Oil vacuum cleaner developed for spill-affected shorelines

The MOSE (Mechanical Oil spill Sanitation Equipment) oil spill vacuum

The Deepwater Horizon oil spill earlier this year prompted many researchers to concentrate their efforts on developing better ways to clean up oil after such disasters.

We’ve looked at approaches such as autonomous robots andunderwater separators to collect the oil while it is still at sea, but students at the Norwegian University of Science and Technology (NTNU) have developed a novel approach to dealing with the oil once it winds up on shore – a vacuum cleaner.
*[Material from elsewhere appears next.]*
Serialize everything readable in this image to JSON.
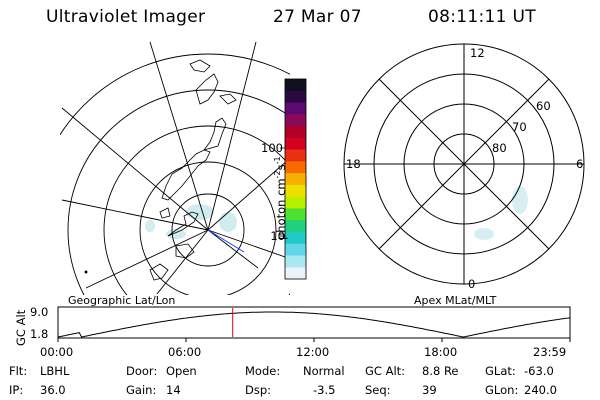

Currently, cleaning up oil from the shoreline usually involves soaking up the oil with an absorbent material, such as bark or peat moss. Workers then have to remove the heavy, oil-soaked material and the remaining oil residue may have to be scrubbed off rocks.

To automate this arduous task the NTNU students developed a new kind of vacuum cleaner called MOSE (Mechanical Oil spill Sanitation Equipment) that blows bark or other absorbent materials onto oil spills, and then sucks the material up again. Its developers say it is four times more efficient in cleaning up after oil accidents than conventional techniques.

After the machine sprays the absorbent material onto the spill, rotating brushes work the oil and the absorbent material together. Once they are thoroughly mixed, the direction of the rotating brushes is reversed and the material is sucked up using a portable compressor/vacuum pump while the rocks are simultaneously scrubbed.